Later in the day, in an overgrown, gloomy alley, an old man cracked open the door to his house and muttered quickly and quietly with Jalil before slamming it again. “There is a fork in the path ahead,” the ALP commander told Captain Boise, “and the Taliban are waiting to ambush us on both sides.” The old man had also passed on the location of several IEDs, vital life-saving information. I doubt if he would have spoken to anyone other than Jalil.

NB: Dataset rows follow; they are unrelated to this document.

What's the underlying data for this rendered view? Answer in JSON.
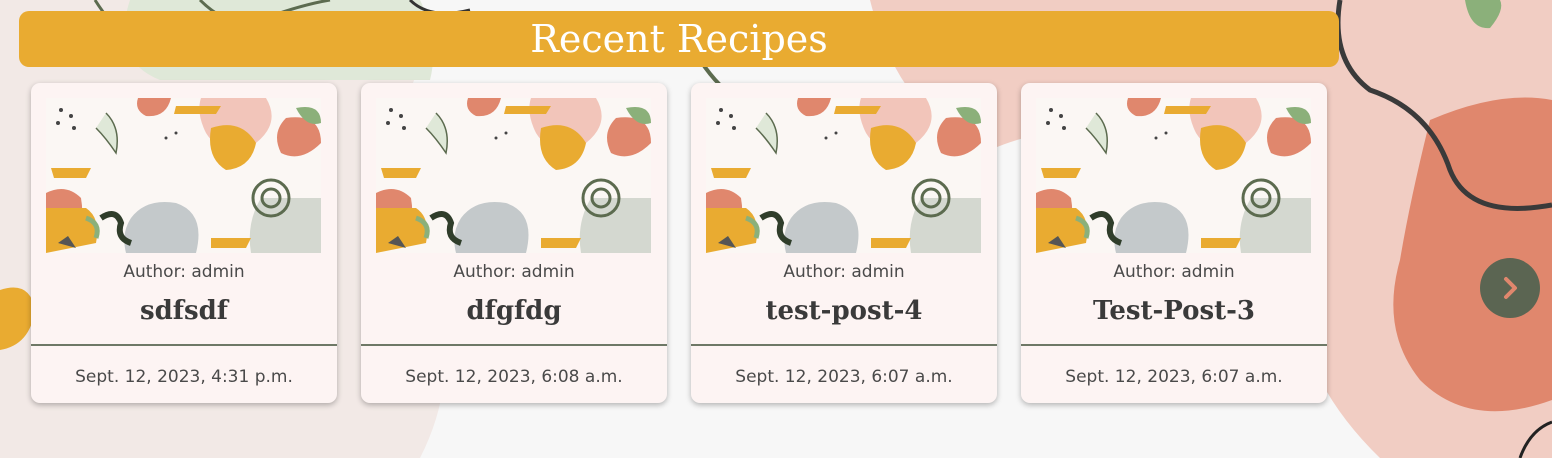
{
  "section": {
    "title": "Recent Recipes"
  },
  "recipes": [
    {
      "author": "Author: admin",
      "title": "sdfsdf",
      "date": "Sept. 12, 2023, 4:31 p.m."
    },
    {
      "author": "Author: admin",
      "title": "dfgfdg",
      "date": "Sept. 12, 2023, 6:08 a.m."
    },
    {
      "author": "Author: admin",
      "title": "test-post-4",
      "date": "Sept. 12, 2023, 6:07 a.m."
    },
    {
      "author": "Author: admin",
      "title": "Test-Post-3",
      "date": "Sept. 12, 2023, 6:07 a.m."
    }
  ],
  "carousel": {
    "next_icon": "chevron-right-icon"
  },
  "colors": {
    "banner": "#e9ab31",
    "card_bg": "#fdf4f3",
    "divider": "#6e7866",
    "next_button": "#5b6552",
    "accent_salmon": "#e0876d",
    "accent_pink": "#f0c8bd",
    "accent_green": "#d7e3cf"
  }
}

Later, Jalil’s mobile phone rang and he started chatting to a friend. “I’m in a firefight in pay-E Moluk right now,” he said amiably, “I’ll call around and see you later and tell you all about it.” A few minutes later he was pointing out a building the Taliban used as a command and control headquarters. The Americans wouldn’t approach it due to the threat from IEDs, so Jalil suggested shooting a missile at it. “That would sort them out,” he laughed.
Eventually Captain Boise decided the patrol had gone far enough. As he told Jalil that he and his men were leaving, I thought the ALP commander suddenly looked rather vulnerable. Today he had had the might of the US Army on his side, with its seemingly endless firepower and yet only one Talib had been killed. When the Americans leave, he would be back at his checkpoint, surrounded on all sides by enemies and with barely enough ammunition to last an hour.
I left the next day, but Jalil’s ALP and the ANA stationed nearby, joined forces and spent several more days battling the Taliban in and around Pay-E Moluk. I heard later that sadly, Abdul Jalil was killed during the fighting.